De Raad acht een nieuwe verkenning van heroverwegingsmogelijkheden zinvol indien daarmee beleidskeuzes onder ogen worden gezien, die nog niet eerder verkend zijn. Daarnaast heeft de Raad in de Miljoenennota aanwijzingen gemist over de uitgangspunten, die aan de heroverweging richting kunnen en moeten geven.
Het kabinet ziet de heroverwegingen als een belangrijke stap in de richting van het vormgeven van het Nederland na de crisis en het invulling geven aan de gevolgen van de afname van onze collectieve welvaart. Wie wil werken aan een Nederland dat er in 2020 slimmer, schoner, sterker, solide en solidair voor staat, moet al de komende jaren ingrijpende keuzes kunnen maken over de volle breedte van het overheidsbeleid, zonder dat vitale belangen daarbij in de knel komen. Het kabinet wil dat Nederland in 2020, ook als er minder (financiële) middelen ter beschikking staan, een samenleving is waarin mensen zich thuis voelen, met een duurzame en innovatieve economie, een beschermende en activerende verzorgingsstaat en met goede kansen voor de jeugd. Bestaande en vooral ook nieuwe opties die bijdragen aan het bereiken van deze ambities vanuit een minder gunstige budgettaire uitgangspositie, zullen in het kader van het heroverwegingentraject in een bruikbaar palet bijeen worden gebracht. Hierna kunnen goed geïnformeerde politieke keuzes wordengemaakt door het huidige kabinet, maar ook door toekomstige kabinetten.

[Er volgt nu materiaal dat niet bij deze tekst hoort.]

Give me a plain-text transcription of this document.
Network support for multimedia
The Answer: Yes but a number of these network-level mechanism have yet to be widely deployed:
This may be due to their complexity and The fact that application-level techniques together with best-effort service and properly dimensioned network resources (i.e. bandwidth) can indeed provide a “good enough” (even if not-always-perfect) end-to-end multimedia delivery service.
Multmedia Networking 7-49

De Raad van State geeft U in overweging de Miljoenennota 2010 te zenden aan de Tweede Kamer der Staten-Generaal, nadat aan het vorenstaande aandacht zal zijn geschonken.
Ingevolge de door Uwe Majesteit bij besluit van 6 maart 1992, nummer 92002038 verleende machtiging zal ondergetekende de begrotingsstukken voor het dienstjaar 2010 op dinsdag 15 september 2009 aanbieden aan de Tweede Kamer der Staten-Generaal.